🤖 AI Summary
This work studies the adaptive complexity of parallel sampling from log-concave distributions—specifically, the minimal number of sequential rounds required to achieve a prescribed accuracy, assuming polynomially many queries can be executed in parallel per round. We establish, for the first time, tight lower bounds on the number of iterations under total variation distance for both unconstrained and box-constrained settings: in the unconstrained case, exponentially small error necessitates superlinear rounds; under box constraints, even superpolynomially small error cannot be achieved by any nearly linear-round algorithm. Methodologically, we introduce a novel hardness potential framework based on chain-structured random partitions and classical smoothing techniques, which uniformly captures distributional properties including log-smoothness/Lipschitzness and strong/non-strong concavity.
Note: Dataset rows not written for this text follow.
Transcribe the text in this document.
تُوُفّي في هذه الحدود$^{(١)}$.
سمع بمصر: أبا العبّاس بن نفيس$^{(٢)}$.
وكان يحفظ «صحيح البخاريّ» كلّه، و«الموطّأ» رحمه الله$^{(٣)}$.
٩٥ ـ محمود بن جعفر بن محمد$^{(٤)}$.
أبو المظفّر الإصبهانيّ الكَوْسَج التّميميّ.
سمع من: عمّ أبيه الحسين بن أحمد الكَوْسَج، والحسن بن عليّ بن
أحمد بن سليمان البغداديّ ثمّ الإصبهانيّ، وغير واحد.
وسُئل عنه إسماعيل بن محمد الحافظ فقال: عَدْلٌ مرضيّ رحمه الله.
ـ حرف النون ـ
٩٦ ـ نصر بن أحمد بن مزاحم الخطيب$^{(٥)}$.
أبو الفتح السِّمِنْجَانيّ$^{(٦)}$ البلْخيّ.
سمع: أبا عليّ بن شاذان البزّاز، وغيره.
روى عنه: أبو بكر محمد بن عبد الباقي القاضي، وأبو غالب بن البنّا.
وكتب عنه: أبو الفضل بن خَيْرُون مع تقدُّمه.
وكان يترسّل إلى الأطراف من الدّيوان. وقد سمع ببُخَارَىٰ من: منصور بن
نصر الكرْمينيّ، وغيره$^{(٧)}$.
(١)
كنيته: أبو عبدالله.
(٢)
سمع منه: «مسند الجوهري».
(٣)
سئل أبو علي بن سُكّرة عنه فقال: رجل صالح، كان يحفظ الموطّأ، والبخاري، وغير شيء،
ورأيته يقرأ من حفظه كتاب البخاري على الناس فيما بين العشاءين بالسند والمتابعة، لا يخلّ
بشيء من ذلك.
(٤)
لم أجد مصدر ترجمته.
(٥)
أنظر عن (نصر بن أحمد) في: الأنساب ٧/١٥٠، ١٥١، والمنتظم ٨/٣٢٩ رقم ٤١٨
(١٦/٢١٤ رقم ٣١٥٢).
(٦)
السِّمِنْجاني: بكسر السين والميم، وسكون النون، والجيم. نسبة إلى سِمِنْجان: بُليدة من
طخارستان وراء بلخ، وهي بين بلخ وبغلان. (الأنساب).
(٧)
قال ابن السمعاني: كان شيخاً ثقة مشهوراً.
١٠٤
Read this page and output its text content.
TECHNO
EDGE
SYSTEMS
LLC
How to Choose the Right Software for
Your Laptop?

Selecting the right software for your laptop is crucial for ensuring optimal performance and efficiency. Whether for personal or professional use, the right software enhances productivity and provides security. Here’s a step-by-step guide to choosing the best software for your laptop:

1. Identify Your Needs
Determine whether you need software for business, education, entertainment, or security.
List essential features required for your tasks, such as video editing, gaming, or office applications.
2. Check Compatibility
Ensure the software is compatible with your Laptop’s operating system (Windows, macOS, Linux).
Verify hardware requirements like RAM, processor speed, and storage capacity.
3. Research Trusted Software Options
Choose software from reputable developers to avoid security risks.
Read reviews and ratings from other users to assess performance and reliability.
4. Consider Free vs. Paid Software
This is the first systematic characterization of fundamental computational bottlenecks for log-concave sampling in the parallel model.
📝 Abstract
In large-data applications, such as the inference process of diffusion models, it is desirable to design sampling algorithms with a high degree of parallelization. In this work, we study the adaptive complexity of sampling, which is the minimal number of sequential rounds required to achieve sampling given polynomially many queries executed in parallel at each round. For unconstrained sampling, we examine distributions that are log-smooth or log-Lipschitz and log strongly or non-strongly concave. We show that an almost linear iteration algorithm cannot return a sample with a specific exponentially small accuracy under total variation distance. For box-constrained sampling, we show that an almost linear iteration algorithm cannot return a sample with sup-polynomially small accuracy under total variation distance for log-concave distributions. Our proof relies upon novel analysis with the characterization of the output for the hardness potentials based on the chain-like structure with random partition and classical smoothing techniques.